The last segment of this chapter is one called "I am the last poultry farmer." It is written by a man who raises turkeys, and loves them as if children. Except, of course, that he eventually kills them so that people can eat them, which most people will not do with their children. He is, however, the first of the contributors to give a name: Frank Reese. He doesn't support or want to have anything to do with factory farming methods.
Not a single turkey you can buy in a supermarket could walk normally, much less jump or fly. Did you know that? They can't even have sex. Not the antibiotic-free, or organic, or free-range, or anything. They all have the same foolish genetics, and their bodies won't allow for it anymore. Every turkey sold in every store and served in every restaurant was the product of artificial insemination. If it were only for efficiency, that would be one thing, but these animals literally can't reproduce naturally. Tell me what could be sustainable about that?... What the industry figured out - and this was the real revolution - is that you don't need healthy animals to make a profit.
As you may have guessed, he raises what are now referred to as "heritage birds", rather than the genetically adulterated birds generally raised for commercial uses these days (i.e. for the past maybe 50 years). His birds can fly, and jump... and have sex. Frank makes a statement in his diatribe that I strongly agree with: "If consumers don't want to pay the farmer to do it right, they shouldn't eat meat." There's that 99 cent cheeseburger again.
Just the other day, one of the local pediatricians was telling me he's seeing all kinds of illnesses that he never used to see... Everyone knows it's our food. We're messing with the genes of these animals and then feeding them growth hormones and all kinds of drugs that we really don't know enough about. And then we're eating them.
Couldn't have said it better myself, Frank.
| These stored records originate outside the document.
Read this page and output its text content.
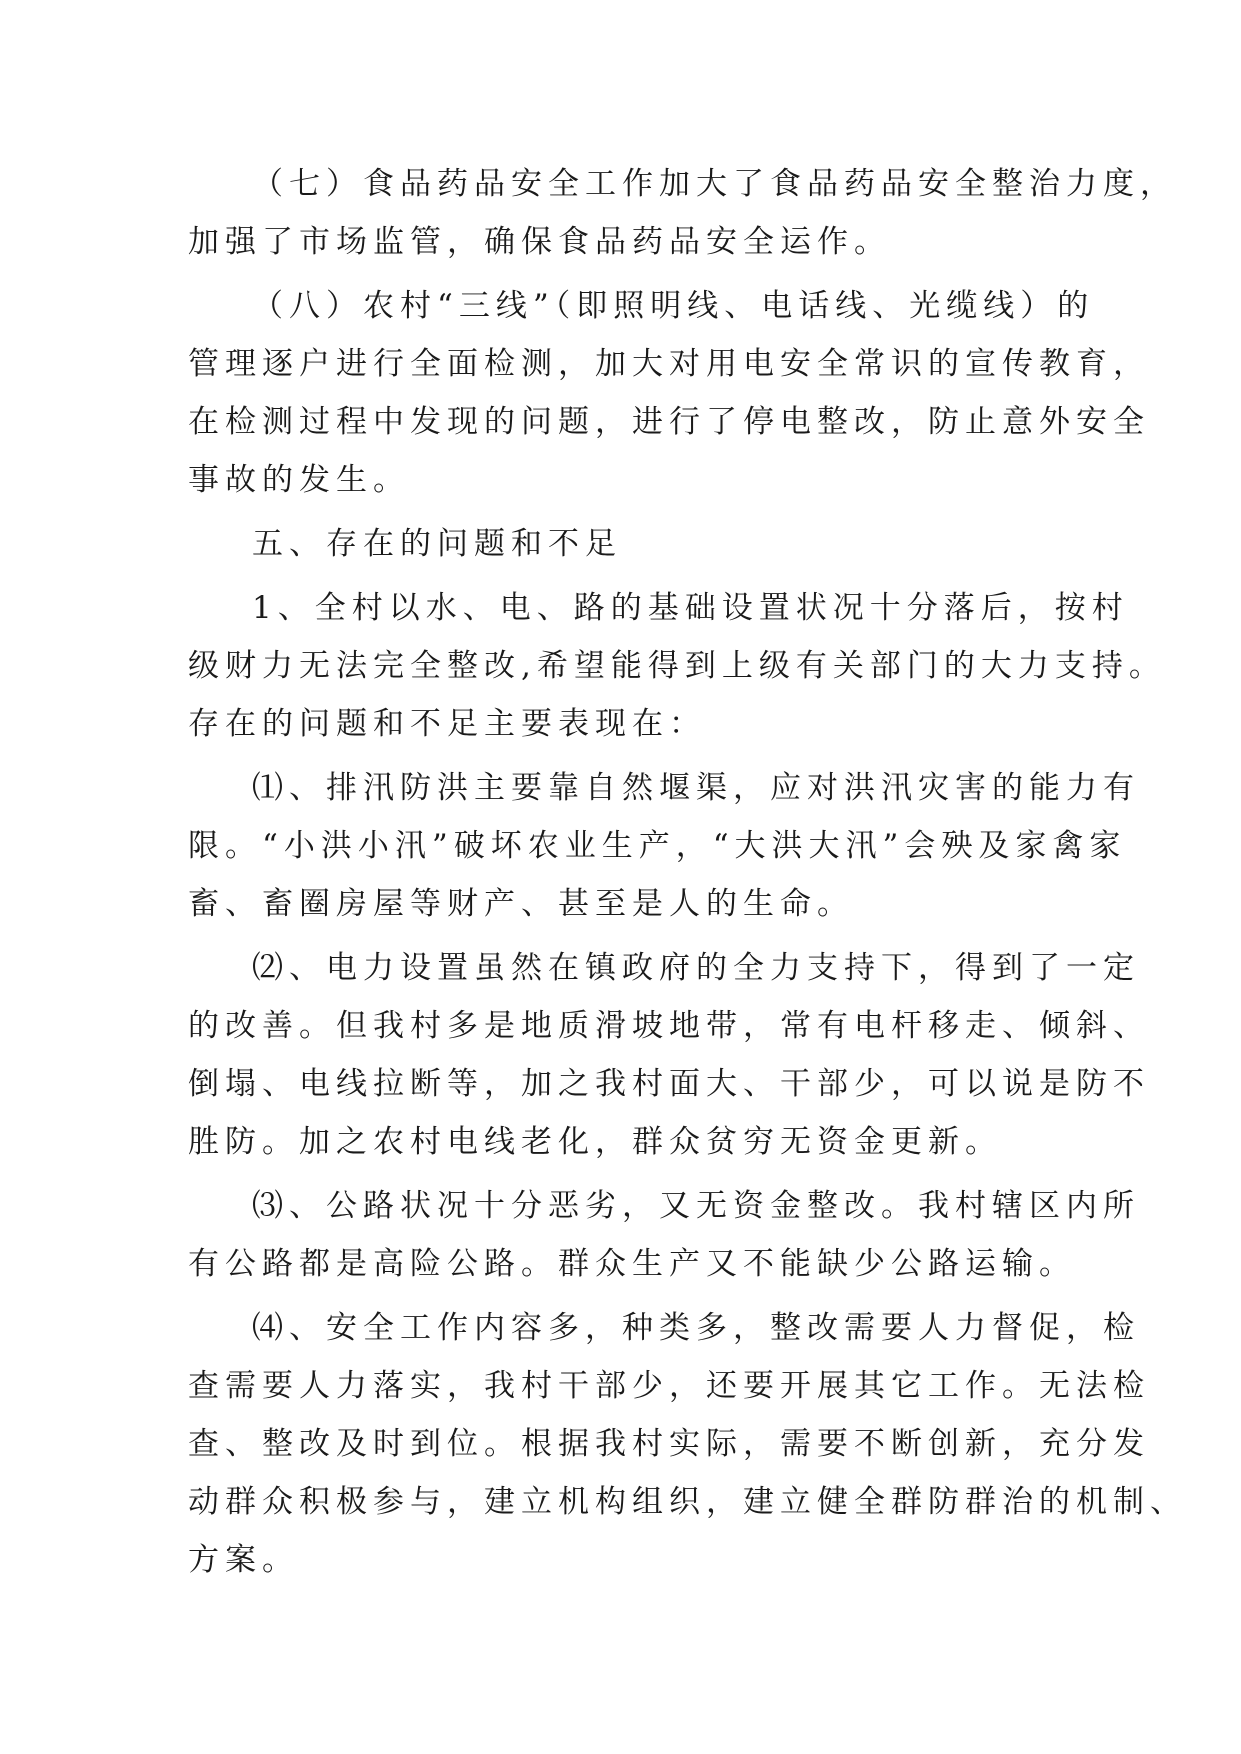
（七）食品药品安全工作加大了食品药品安全整治力度，
加强了市场监管，确保食品药品安全运作。
（八）农村“三线”（即照明线、电话线、光缆线）的
管理逐户进行全面检测，加大对用电安全常识的宣传教育，
在检测过程中发现的问题，进行了停电整改，防止意外安全
事故的发生。
五、存在的问题和不足
1、全村以水、电、路的基础设置状况十分落后，按村
级财力无法完全整改,希望能得到上级有关部门的大力支持。
存在的问题和不足主要表现在：
⑴、排汛防洪主要靠自然堰渠，应对洪汛灾害的能力有
限。“小洪小汛”破坏农业生产，“大洪大汛”会殃及家禽家
畜、畜圈房屋等财产、甚至是人的生命。
⑵、电力设置虽然在镇政府的全力支持下，得到了一定
的改善。但我村多是地质滑坡地带，常有电杆移走、倾斜、
倒塌、电线拉断等，加之我村面大、干部少，可以说是防不
胜防。加之农村电线老化，群众贫穷无资金更新。
⑶、公路状况十分恶劣，又无资金整改。我村辖区内所
有公路都是高险公路。群众生产又不能缺少公路运输。
⑷、安全工作内容多，种类多，整改需要人力督促，检
查需要人力落实，我村干部少，还要开展其它工作。无法检
查、整改及时到位。根据我村实际，需要不断创新，充分发
动群众积极参与，建立机构组织，建立健全群防群治的机制、
方案。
And people still wonder why I'm vegan?

3 comments:

Krysta said...

I just finished reading this book. I loved it, but I have one major problem with it: Foer lets himself off the hook with just being a vegetarian. He doesn't even TOUCH the dairy industry. But all vegans know that drinking milk and eating eggs is just as bad as eating meat. Not being directly involved in the death of an animal (eating meat), is just no good enough when the problem that needs solving is animal cruelty. Anyway, I'm enjoying your reviews, so keep going!

Embee Breedlove said...

Hello! I don't know how it is that I didn't see your comment until just now. Anyway yes, this has been a major point of contention in the vegan community, and from what I understand Foer himself recognizes the folly to an extent. I have heard him quoted as saying (from fairly reliable sources) that he is "working on transitioning to veganism" (that's a paraphrase). So we'll see.

Krysta said...

someone should tell him it's not work to be a vegan! Anyway I hope you're right, it'll make me even happier about the book.